Recensione Il Codice Da Vinci (2006)

Una versione in celluloide molto fedele al romanzo di Dan Brown ma priva di passione e di ritmo, che non riesce ad avvincere quanto il racconto da cui è tratta.

Enigmi e sbadigli

Film scandalo, film evento, film blasfemo; sono tante le etichette che negli ultimi mesi sono state affibbiate a Il codice Da Vinci, attesissima pellicola tratta dal super bestseller di Dan Brown. Se fossimo però costretti a descrivere l'ultimo film di Ron Howard con unico aggettivo, non potremmo che optare per "film brutto". E giusto per essere chiari fin dall'inizio, non siamo tra quelli che stanno giudicando l'opera per il suo contenuto "peccaminoso" né tantomeno siamo tra coloro che hanno bollato il romanzo in questione semplicemente come spazzatura, anzi ci eravamo divertiti e appassionati a seguire le avventure al limite dell'incredibile di Robert Langdon, in una vicenda ricca di mistero e pathos. E sono proprio questi gli elementi che mancano invece a questo adattamento cinematografico, una versione in celluloide molto fedele al racconto di Brown ma priva di passione e di ritmo.

E pensare che il film, con la sua fotografia scura, le ambientazioni un pò inquietanti (qualcuno ricorda la serie tv Belfagor con quel Louvre spettrale e al limite dell'orrorifico?) e gli avvenimenti serratisissimi del romanzo da cui proviene, si poteva prestare benissimo ad un thriller di gran fascino, ma sin dalla prima sequenza è evidente che la capacità di creare tensione negli spettatori non è tra i pregi del regista/artigiano Howard, o tantomeno dello sceneggiatore Akiva Goldsman. Forse il caso "fanta-religioso" creato intorno al film, l'aura scandalosa che lo ha avvolto fin dal primo giorno delle riprese, ha fatto dimenticare ai suoi autori la vera natura dell'opera, ovvero quella di un racconto che prima ancora di far discutere ha fatto appassionare decine e decine di milioni di lettori.

Passando sopra quasi del tutto al fattore thriller, dell'opera di Brown rimangono quindi solo gli aspetti più controversi, ovvero i contenuti a rischio che intepretano in maniera più o meno verosimile le fondamenta del Cristianesimo, ovvero la natura divina di Gesù Cristo: Howard sceglie di non schierarsi, ma si limita a riprodurre in immagini le tesi avanzate dallo scrittore (o, a voler essere più corretti, dei tanti autori a cui Brown stesso si è ispirato) mettendoci del suo soltanto dal punto di vista visivo, cercando quindi di rendere più cinematografiche e d'appeal i tanti capitoli prevalentemente descrittivi e didascalici del libro.
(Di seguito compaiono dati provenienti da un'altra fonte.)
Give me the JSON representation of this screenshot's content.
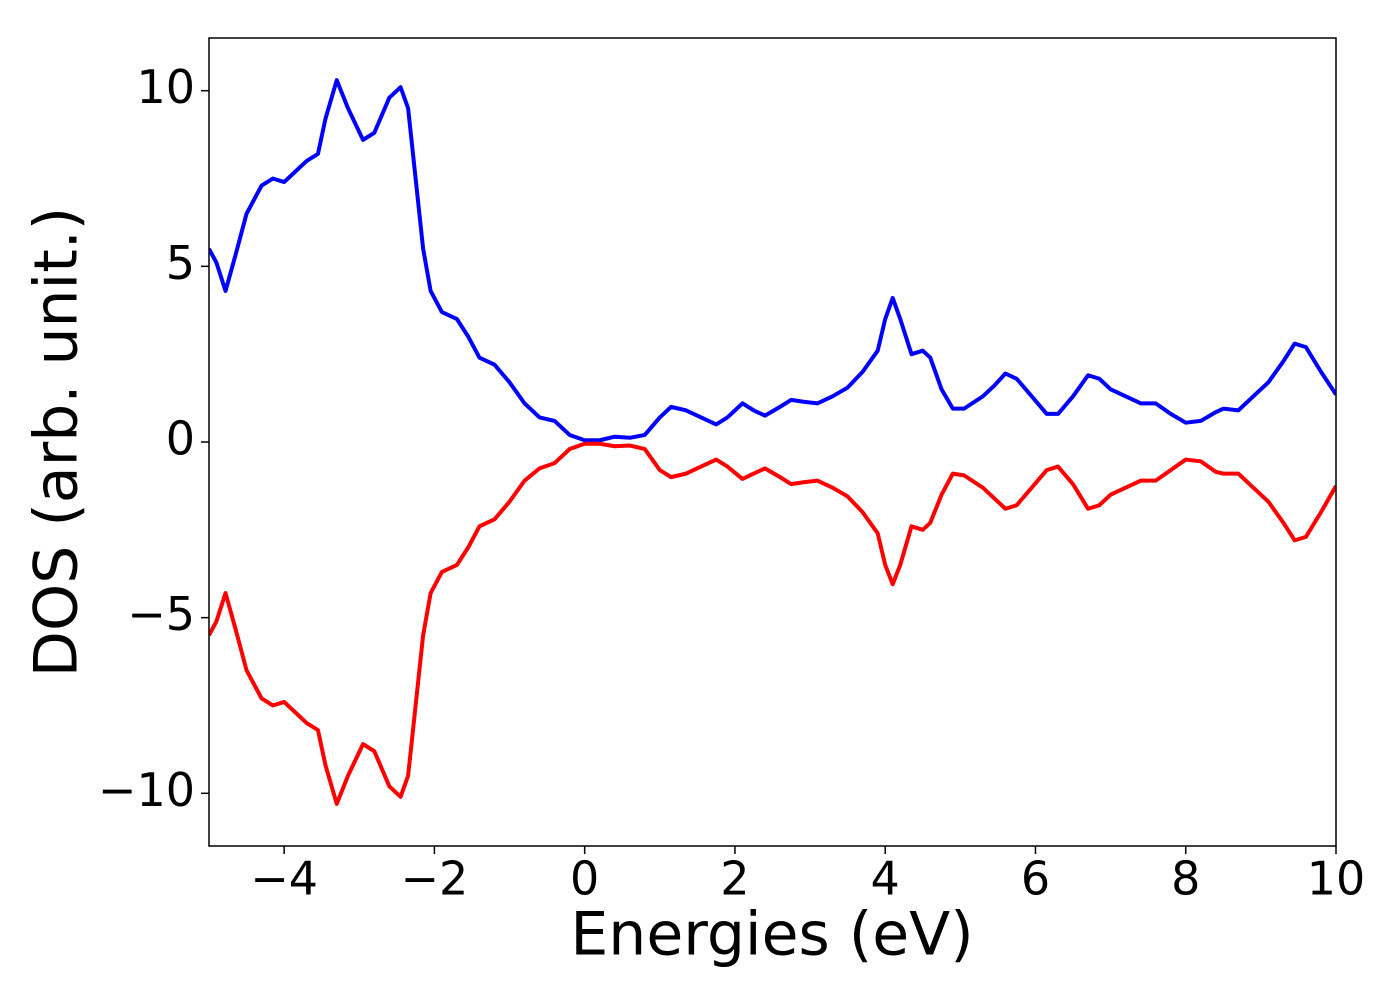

E quando diciamo che ci mette del suo, intendiamo proprio alla lettera, visto che in più di una occasione le sequenze oniriche di Langdon che a che fare con gli enigmi da affrontare per proseguire con la sua avventura ricordano decisamente le visioni geniali e matematiche del John Nash di A Beautiful Mind, film che fruttò ad Howard ben due premi Oscar.

Se aggiungiamo a quanto sopra alcune sequenze dalle scelte registiche a dir poco imbarazzanti (la sequenza verità in cui ci lascia Rémy e si scopre l'identità del "maestro" può andar bene in un TV-movie, ma di certo non in una produzione da oltre cento milioni di dollari), è evidente che il tallone d'achille in questo ensemble è proprio il direttore d'orchestra, colpevole anche, o forse soprattutto, di non aver saputo guidare con autorevolezza l'ottimo cast di attori a sua disposizione: in particolare i due protagonisti Tom Hanks e Audrey Tautou mancano di alchimia o di una anche minima parvenza di consapevolezza di quello che gli sta succendendo intorno, sembra avvolgerli quasi un senso di apatia, una sensazione in cui lo spettatore non potrà che ritrovarsi, ma che appare sicuramente fuori luogo nel caso di personaggi coinvolti nella più grande cospirazione della storia dell'umanità.

Concludiamo con un'ultima nota, positiva, quella della sequenza finale in cui il film finalmente riesce a trasmettere qualche emozione, grazie anche alla colonna sonora di Hans Zimmer ben sfruttata in extremis, e a dare un pur minimo senso di epicità alla storia: potremmo considerarlo un pregio, ma in questo caso prevale il rimpianto di non essere entrati in sala direttamente negli ultimi minuti.